Reckless Driving That Causes Injury

Reckless Driving That Causes Injury If there is an injury to another as the result of a person driving in reckless disregard for the safety of others, the sentence if convicted for the offense is not less than 30 days, nor more than 6 months in jail, a fine of $220 to $1000, or both3.

If a person has previously been convicted of reckless driving, or 23109 (speed contest) of the Vehicle Code, or driving under the influence, and causes an injury accident while driving in violation of 23103, and those injuries are considered serious injuries as defined in section 12022.7 of the California Penal Code, they can receive a felony sentence with a state prison term of 16 months, 2 years, or 3 years, or can be sentenced as a misdemeanor with a jail sentence of 30 days to 6 months, a fine of $220 to $1000, or both4.

The Elements of Reckless Driving

The Elements of Reckless Driving “Wantonness” means being aware of one’s conduct with an intent to commit or omit the act or acts in question, knowing such conduct would likely injure another, and with a reckless disregard for the consequences of that conduct.
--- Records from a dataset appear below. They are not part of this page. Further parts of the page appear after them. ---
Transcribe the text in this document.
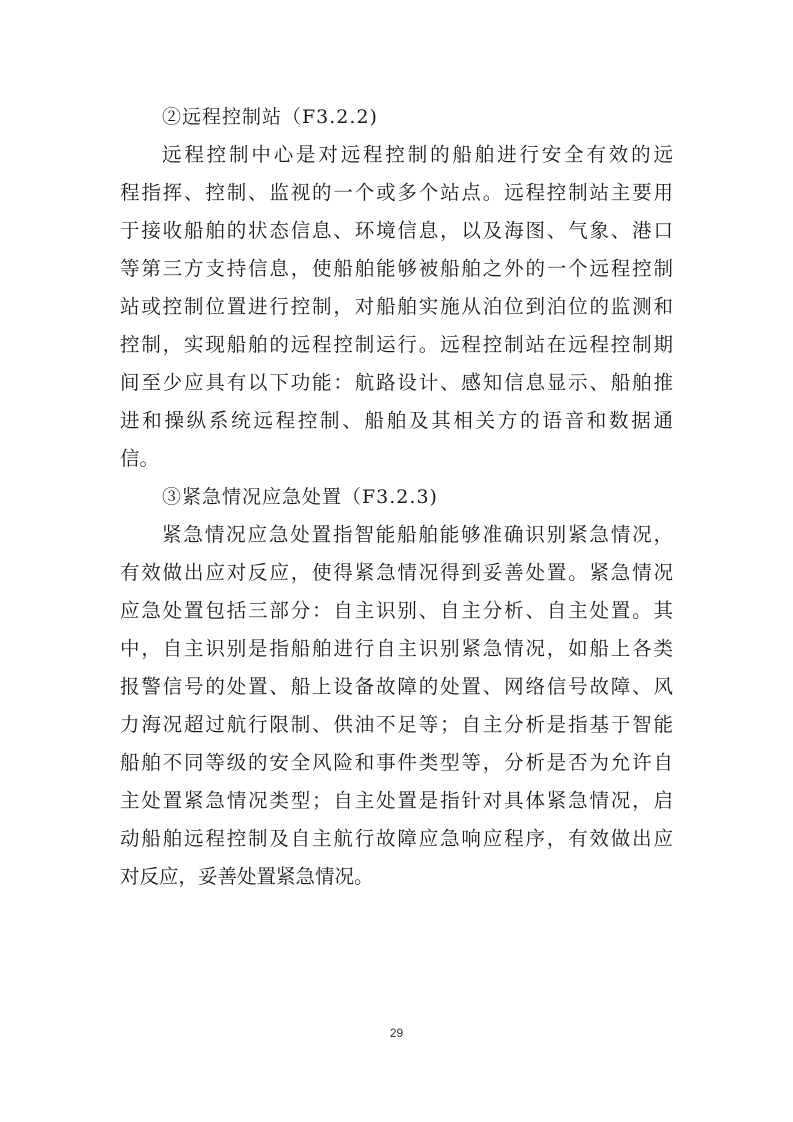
②远程控制站（F3.2.2)
远程控制中心是对远程控制的船舶进行安全有效的远
程指挥、控制、监视的一个或多个站点。远程控制站主要用
于接收船舶的状态信息、环境信息，以及海图、气象、港口
等第三方支持信息，使船舶能够被船舶之外的一个远程控制
站或控制位置进行控制，对船舶实施从泊位到泊位的监测和
控制，实现船舶的远程控制运行。远程控制站在远程控制期
间至少应具有以下功能：航路设计、感知信息显示、船舶推
进和操纵系统远程控制、船舶及其相关方的语音和数据通
信。
③紧急情况应急处置（F3.2.3)
紧急情况应急处置指智能船舶能够准确识别紧急情况，
有效做出应对反应，使得紧急情况得到妥善处置。紧急情况
应急处置包括三部分：自主识别、自主分析、自主处置。其
中，自主识别是指船舶进行自主识别紧急情况，如船上各类
报警信号的处置、船上设备故障的处置、网络信号故障、风
力海况超过航行限制、供油不足等；自主分析是指基于智能
船舶不同等级的安全风险和事件类型等，分析是否为允许自
主处置紧急情况类型；自主处置是指针对具体紧急情况，启
动船舶远程控制及自主航行故障应急响应程序，有效做出应
对反应，妥善处置紧急情况。
29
“Willful” means “intentional,” however it means more than just the intent to commit the act or acts which threaten others, it also includes the intent to disregard the safety of others during the commission of the act or acts5. Negligence or even gross negligence is insufficient to constitute reckless driving under the statute6.

“Wet Reckless”

Wet Reckless Sometimes a charge of driving under the influence, where the facts justify it, will be reduced to a violation of reckless driving under the provisions of Section 23103.5. That section requires the prosecution to make a statement of the factual basis for reducing the offense, including whether there had been the consumption of alcohol beverages or drugs in connection with the offense7.

Notwithstanding the reduction of the driving under the influence charge to a “wet reckless,” it still may be used as a prior conviction to enhance the penalties for a future violation of driving under the influence8. The person convicted will also have to enroll in and complete an alcohol program; however its duration is usually shorter than it would be for driving under the influence9.
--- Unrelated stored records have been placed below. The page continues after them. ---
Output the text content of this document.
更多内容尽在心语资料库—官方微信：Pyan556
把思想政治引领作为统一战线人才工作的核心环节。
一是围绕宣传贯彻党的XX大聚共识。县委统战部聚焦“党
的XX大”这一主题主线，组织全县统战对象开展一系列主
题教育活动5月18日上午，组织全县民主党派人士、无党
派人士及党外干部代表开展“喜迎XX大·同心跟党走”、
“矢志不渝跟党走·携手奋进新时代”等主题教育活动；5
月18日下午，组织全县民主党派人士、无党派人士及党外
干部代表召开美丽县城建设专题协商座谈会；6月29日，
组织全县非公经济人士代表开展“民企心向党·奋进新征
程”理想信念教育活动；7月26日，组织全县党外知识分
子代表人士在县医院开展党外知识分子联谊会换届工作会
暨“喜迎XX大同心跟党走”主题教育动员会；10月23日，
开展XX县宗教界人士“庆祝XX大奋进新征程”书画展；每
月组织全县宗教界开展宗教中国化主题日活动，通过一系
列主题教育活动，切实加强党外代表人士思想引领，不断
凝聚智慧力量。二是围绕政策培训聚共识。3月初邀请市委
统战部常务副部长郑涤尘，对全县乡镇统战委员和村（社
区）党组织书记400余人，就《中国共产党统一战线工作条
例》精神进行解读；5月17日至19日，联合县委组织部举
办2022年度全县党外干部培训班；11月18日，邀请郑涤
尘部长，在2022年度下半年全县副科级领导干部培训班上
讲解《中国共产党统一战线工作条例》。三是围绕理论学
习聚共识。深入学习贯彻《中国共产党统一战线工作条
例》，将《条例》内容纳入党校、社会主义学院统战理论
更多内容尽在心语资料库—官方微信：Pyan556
1Section 40008(a) of the California Vehicle Code
2Section 40008(b) of the California Vehicle Code
3Section 23104(a) of the California Vehicle Code
4Section 23104(b) of the California Vehicle Code
5People v. McNutt (1940) 40 C.A.2d Supp. 835, 837, 105 P.2d 657; People v. Schumacher (1961) 194 C.A.2d 335, 340, 14 C.R. 924.
6People v. Allison (1951) 101 C.A.2d Supp. 932, 934, 226 P.2d 85.
7Section 23103.5(a) of the California Vehicle Code
8Section 23103.5(c) of the California Vehicle Code.
9Section 23105.5(e) of the California Vehicle Code.